Figure 7: Correlation of single-cell average PSI values vs matched-bulk PSI values for skipped-exon (SE) for BRIE, Expedition, and MARVEL. Overall correlation for all softwares are high (median > 0.75 all two datasets). Notably, MARVEL has the highest single-cell vs matched-bulk correlation, followed by BRIE and Expedition. PSI: Percent spliced-in.

Correcting false bimodals

plot of chunk unnamed-chunk-17

Figure 8: A previous study recommended including only genes with at least 10 mRNA molecule counts for modality analysis in order to eliminate false bimodal patterns (Buen Abad Najar et al, 2020). However, using this stringent threshold removes a significant proportion of genes for modality analysis. More genes become ineligible when a higher no. of cells are specified for modality analysis. iPSC: Induced pluripotent stem cells. MN: Motor neurons. NPC: Neural progenitor cells.

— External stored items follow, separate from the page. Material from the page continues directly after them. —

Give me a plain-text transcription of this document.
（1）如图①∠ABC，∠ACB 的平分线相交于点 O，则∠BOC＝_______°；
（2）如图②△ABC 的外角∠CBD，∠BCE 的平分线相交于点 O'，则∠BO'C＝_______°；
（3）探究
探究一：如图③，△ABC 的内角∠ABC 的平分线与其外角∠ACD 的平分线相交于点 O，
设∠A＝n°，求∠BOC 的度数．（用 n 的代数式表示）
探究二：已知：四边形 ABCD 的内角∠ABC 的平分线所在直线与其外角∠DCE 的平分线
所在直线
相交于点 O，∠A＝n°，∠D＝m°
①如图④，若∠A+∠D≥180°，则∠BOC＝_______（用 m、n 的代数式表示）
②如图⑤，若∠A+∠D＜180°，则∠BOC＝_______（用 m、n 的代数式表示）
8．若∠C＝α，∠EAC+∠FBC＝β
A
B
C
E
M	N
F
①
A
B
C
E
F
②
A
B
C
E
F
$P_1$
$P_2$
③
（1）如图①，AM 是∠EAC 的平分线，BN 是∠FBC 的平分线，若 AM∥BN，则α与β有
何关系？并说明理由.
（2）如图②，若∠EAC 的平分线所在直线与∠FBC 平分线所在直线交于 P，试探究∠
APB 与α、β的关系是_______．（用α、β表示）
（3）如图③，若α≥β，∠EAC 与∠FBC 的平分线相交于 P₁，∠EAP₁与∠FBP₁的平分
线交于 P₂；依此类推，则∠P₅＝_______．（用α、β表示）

plot of chunk unnamed-chunk-18

Figure 9: To distinguish between true and false bimodal patterns, we first identified a set of true and false bimodal patterns as controls (please see Assign modalities: Identifying false bimodals). We found the (Left) ratio of 3 and (Right) differences of 45% between the proportion of cells at one end over the other end are able to make this distinction.